Sie berufen sich auf eine Tradition, die angeblich von den Römern stammt: Bevor das neue Jahr kommt, wird man schnell noch alles los, was im alten Jahr scheiße war. In New York ist “Good Riddance Day” (im Ruhrgebiet würde man streiten, ob das nun “Und Tschüss-Tag” oder “Ab dafür-Tag” heißen soll) inzwischen eine große Sache geworden. Das mag am Winterloch liegen. Jedenfalls reihen sich Kameramänner, Außenreporterinnen und Fotografen diesmal so, dass ich kaum das Ende der Warteschlange ausmachen kann.
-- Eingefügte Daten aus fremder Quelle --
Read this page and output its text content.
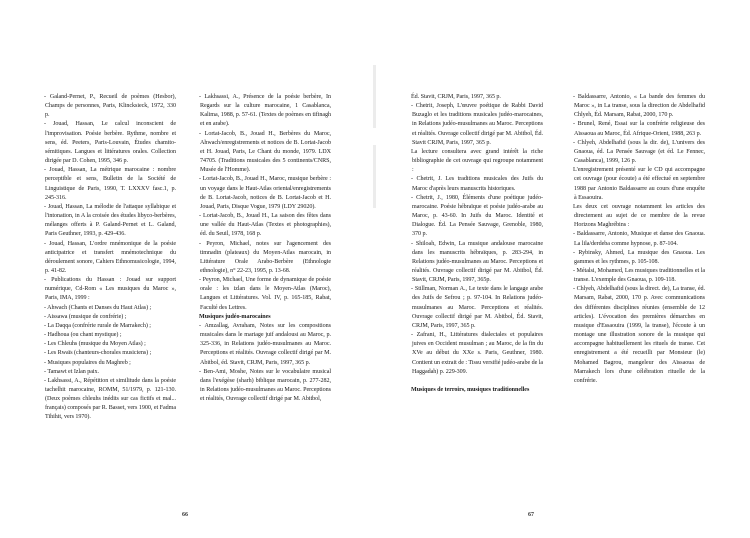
- Galand-Pernet, P., Recueil de poèmes (Hesbor), Champs de personnes, Paris, Klincksieck, 1972, 330 p.

- Jouad, Hassan, Le calcul inconscient de l'improvisation. Poésie berbère. Rythme, nombre et sens, éd. Peeters, Paris-Louvain, Études chamito-sémitiques. Langues et littératures orales. Collection dirigée par D. Cohen, 1995, 346 p.

- Jouad, Hassan, La métrique marocaine : nombre perceptible et sens, Bulletin de la Société de Linguistique de Paris, 1990, T. LXXXV fasc.1, p. 245-316.

- Jouad, Hassan, La mélodie de l'attaque syllabique et l'intonation, in A la croisée des études libyco-berbères, mélanges offerts à P. Galand-Pernet et L. Galand, Paris Geuthner, 1993, p. 429-436.

- Jouad, Hassan, L'ordre mnémonique de la poésie anticipatrice et transfert mnémotechnique du déroulement sonore, Cahiers Ethnomusicologie, 1994, p. 41-82.

- Publications du Hassan : Jouad sur support numérique, Cd-Rom « Les musiques du Maroc », Paris, IMA, 1999 :

- Ahwach (Chants et Danses du Haut Atlas) ;

- Aissawa (musique de confrérie) ;

- La Daqqa (confrérie rurale de Marrakech) ;

- Hadhoua (ou chant mystique) ;

- Les Chleuhs (musique du Moyen Atlas) ;

- Les Rwaïs (chanteurs-chorales musiciens) ;

- Musiques populaires du Maghreb ;

- Tamawt et Izlan paix.

- Lakhsassi, A., Répétition et similitude dans la poésie tachelhit marocaine, ROMM, 51/1979, p. 121-130. (Deux poèmes chleuhs inédits sur cas fictifs et mal... français) composés par R. Basset, vers 1900, et Fadma Tihihit, vers 1970).

- Lakhsassi, A., Présence de la poésie berbère, In Regards sur la culture marocaine, 1 Casablanca, Kalima, 1988, p. 57-61. (Textes de poèmes en tifinagh et en arabe).

- Lortat-Jacob, B., Jouad H., Berbères du Maroc, Ahwach/enregistrements et notices de B. Lortat-Jacob et H. Jouad, Paris, Le Chant du monde, 1979. LDX 74705. (Traditions musicales des 5 continents/CNRS, Musée de l'Homme).

- Lortat-Jacob, B., Jouad H., Maroc, musique berbère : un voyage dans le Haut-Atlas oriental/enregistrements de B. Lortat-Jacob, notices de B. Lortat-Jacob et H. Jouad, Paris, Disque Vogue, 1979 (LDY 29020).

- Lortat-Jacob, B., Jouad H., La saison des fêtes dans une vallée du Haut-Atlas (Textes et photographies), éd. du Seuil, 1978, 168 p.

- Peyron, Michael, notes sur l'agencement des timnadin (plateaux) du Moyen-Atlas marocain, in Littérature Orale Arabo-Berbère (Ethnologie ethnologie), n° 22-23, 1995, p. 13-68.

- Peyron, Michael, Une forme de dynamique de poésie orale : les izlan dans le Moyen-Atlas (Maroc), Langues et Littératures. Vol. IV, p. 165-185, Rabat, Faculté des Lettres.

Musiques judéo-marocaines

- Amzallag, Avraham, Notes sur les compositions musicales dans le mariage juif andalousi au Maroc, p. 325-336, in Relations judéo-musulmanes au Maroc. Perceptions et réalités. Ouvrage collectif dirigé par M. Abitbol, éd. Stavit, CRJM, Paris, 1997, 365 p.

- Ben-Ami, Moshe, Notes sur le vocabulaire musical dans l'exégèse (sharh) biblique marocain, p. 277-282, in Relations judéo-musulmanes au Maroc. Perceptions et réalités, Ouvrage collectif dirigé par M. Abitbol,

66

Éd. Stavit, CRJM, Paris, 1997, 365 p.

- Chetrit, Joseph, L'œuvre poétique de Rabbi David Buzaglo et les traditions musicales judéo-marocaines, in Relations judéo-musulmanes au Maroc. Perceptions et réalités. Ouvrage collectif dirigé par M. Abitbol, Éd. Stavit CRJM, Paris, 1997, 365 p.

La lecture consultera avec grand intérêt la riche bibliographie de cet ouvrage qui regroupe notamment :

- Chetrit, J. Les traditions musicales des Juifs du Maroc d'après leurs manuscrits historiques.

- Chetrit, J., 1980, Éléments d'une poétique judéo-marocaine. Poésie hébraïque et poésie judéo-arabe au Maroc, p. 43-60. In Juifs du Maroc. Identité et Dialogue. Éd. La Pensée Sauvage, Grenoble, 1980, 370 p.

- Shiloah, Edwin, La musique andalouse marocaine dans les manuscrits hébraïques, p. 283-294, in Relations judéo-musulmanes au Maroc. Perceptions et réalités. Ouvrage collectif dirigé par M. Abitbol, Éd. Stavit, CRJM, Paris, 1997, 365p.

- Stillman, Norman A., Le texte dans le langage arabe des Juifs de Sefrou ; p. 97-104. In Relations judéo-musulmanes au Maroc. Perceptions et réalités. Ouvrage collectif dirigé par M. Abitbol, Éd. Stavit, CRJM, Paris, 1997, 365 p.

- Zafrani, H., Littératures dialectales et populaires juives en Occident musulman ; au Maroc, de la fin du XVe au début du XXe s. Paris, Geuthner, 1980. Contient un extrait de : Tissu versifié judéo-arabe de la Haggadah) p. 229-309.

Musiques de terroirs, musiques traditionnelles

- Baldassarre, Antonio, « La bande des femmes du Maroc », in La transe, sous la direction de Abdelhafid Chlyeh, Éd. Marsam, Rabat, 2000, 170 p.

- Brunel, René, Essai sur la confrérie religieuse des Aïssaoua au Maroc, Éd. Afrique-Orient, 1988, 263 p.

- Chlyeh, Abdelhafid (sous la dir. de), L'univers des Gnaoua, éd. La Pensée Sauvage (et éd. Le Fennec, Casablanca), 1999, 126 p.

L'enregistrement présenté sur le CD qui accompagne cet ouvrage (pour écoute) a été effectué en septembre 1988 par Antonio Baldassarre au cours d'une enquête à Essaouira.

Les deux cet ouvrage notamment les articles des directement au sujet de ce membre de la revue Horizons Maghrébins :

- Baldassarre, Antonio, Musique et danse des Gnaoua. La lila/derdeba comme hypnose, p. 87-104.

- Rybinsky, Ahmed, La musique des Gnaoua. Les gammes et les rythmes, p. 105-108.

- Métalsi, Mohamed, Les musiques traditionnelles et la transe. L'exemple des Gnaoua, p. 109-118.

- Chlyeh, Abdelhafid (sous la direct. de), La transe, éd. Marsam, Rabat, 2000, 170 p. Avec communications des différentes disciplines réunies (ensemble de 12 articles). L'évocation des premières démarches en musique d'Essaouira (1999, la transe), l'écoute à un montage une illustration sonore de la musique qui accompagne habituellement les rituels de transe. Cet enregistrement a été recueilli par Monsieur (le) Mohamed Bagrou, mangeleur des Aïssaoua de Marrakech lors d'une célébration rituelle de la confrérie.

67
Ich schaffe es ohne Interview bis nach vorne, ich habe schließlich keinen der offiziellen Zettel ausgefüllt, auf die man schreibt, was man loswerden will, und dann hofft, am originellsten zu sein und etwas zu gewinnen. Oder das Wohlwollen der tiefgebräunten ABC-Frau zu gewinnen und ins Fernsehen zu kommen.
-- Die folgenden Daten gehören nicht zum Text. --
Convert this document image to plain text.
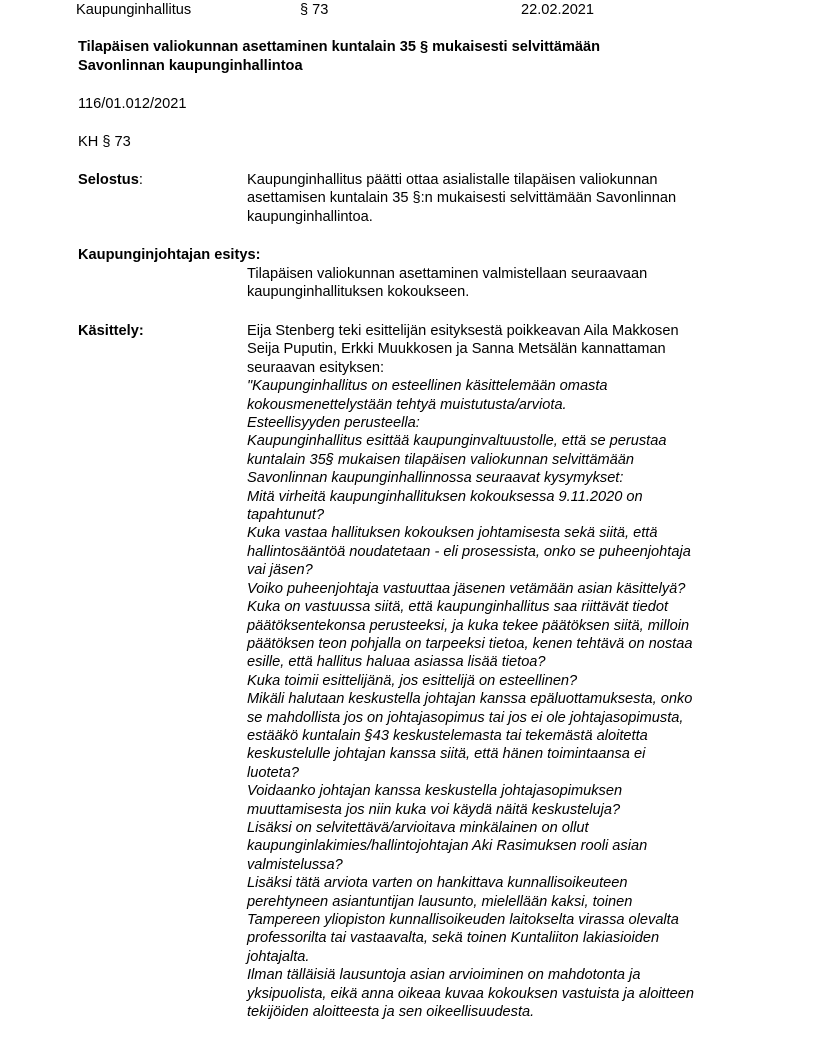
Kaupunginhallitus	§ 73	22.02.2021
Tilapäisen valiokunnan asettaminen kuntalain 35 § mukaisesti selvittämään
Savonlinnan kaupunginhallintoa
116/01.012/2021
KH § 73
Selostus:	Kaupunginhallitus päätti ottaa asialistalle tilapäisen valiokunnan
asettamisen kuntalain 35 §:n mukaisesti selvittämään Savonlinnan
kaupunginhallintoa.
Kaupunginjohtajan esitys:
Tilapäisen valiokunnan asettaminen valmistellaan seuraavaan
kaupunginhallituksen kokoukseen.
Käsittely:	Eija Stenberg teki esittelijän esityksestä poikkeavan Aila Makkosen
Seija Puputin, Erkki Muukkosen ja Sanna Metsälän kannattaman
seuraavan esityksen:
"Kaupunginhallitus on esteellinen käsittelemään omasta
kokousmenettelystään tehtyä muistutusta/arviota.
Esteellisyyden perusteella:
Kaupunginhallitus esittää kaupunginvaltuustolle, että se perustaa
kuntalain 35§ mukaisen tilapäisen valiokunnan selvittämään
Savonlinnan kaupunginhallinnossa seuraavat kysymykset:
Mitä virheitä kaupunginhallituksen kokouksessa 9.11.2020 on
tapahtunut?
Kuka vastaa hallituksen kokouksen johtamisesta sekä siitä, että
hallintosääntöä noudatetaan - eli prosessista, onko se puheenjohtaja
vai jäsen?
Voiko puheenjohtaja vastuuttaa jäsenen vetämään asian käsittelyä?
Kuka on vastuussa siitä, että kaupunginhallitus saa riittävät tiedot
päätöksentekonsa perusteeksi, ja kuka tekee päätöksen siitä, milloin
päätöksen teon pohjalla on tarpeeksi tietoa, kenen tehtävä on nostaa
esille, että hallitus haluaa asiassa lisää tietoa?
Kuka toimii esittelijänä, jos esittelijä on esteellinen?
Mikäli halutaan keskustella johtajan kanssa epäluottamuksesta, onko
se mahdollista jos on johtajasopimus tai jos ei ole johtajasopimusta,
estääkö kuntalain §43 keskustelemasta tai tekemästä aloitetta
keskustelulle johtajan kanssa siitä, että hänen toimintaansa ei
luoteta?
Voidaanko johtajan kanssa keskustella johtajasopimuksen
muuttamisesta jos niin kuka voi käydä näitä keskusteluja?
Lisäksi on selvitettävä/arvioitava minkälainen on ollut
kaupunginlakimies/hallintojohtajan Aki Rasimuksen rooli asian
valmistelussa?
Lisäksi tätä arviota varten on hankittava kunnallisoikeuteen
perehtyneen asiantuntijan lausunto, mielellään kaksi, toinen
Tampereen yliopiston kunnallisoikeuden laitokselta virassa olevalta
professorilta tai vastaavalta, sekä toinen Kuntaliiton lakiasioiden
johtajalta.
Ilman tälläisiä lausuntoja asian arvioiminen on mahdotonta ja
yksipuolista, eikä anna oikeaa kuvaa kokouksen vastuista ja aloitteen
tekijöiden aloitteesta ja sen oikeellisuudesta.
Ich habe meinen eigenen Zettel für den Schredder mitgebracht. Vor allem aber zwei Sachen, die unter den Hammer sollen. Dem Empfangsmann sage ich, dass ich mit der Moderatorin nicht sprechen möchte. Er arrangiert, dass sie mich nicht nach meinem Namen fragt, aber sie findet mich ganz furchtbar mysteriös, und das sagt sie natürlich, woraufhin sich Trilliarden Kameras auf mich richten und ich Anweisungen zugerufen bekommen, wie ich mich hinstellen soll. Das haben die sich so gedacht. Ich drehe ihnen den Rücken zu und tue, wozu ich hergekommen bin. Ich bin furchtbar enttäuscht von dem Gerät, das man mir in die Hand drückt. Ich dachte, ich kann das hier in eine gigantische Presse stecken oder unter einen Schmiedehammer legen.

Die Moderatorin zählt die drei Sachen auf, was ich mitgebracht habe und zertrümmere. “Das ist etwas mysteriös, aber das tut ihr total gut”, sagt sie. Und dann fragt sie mich, wie ich mich jetzt fühle.

Zwei Blocks später fällt mir die passende Antwort ein.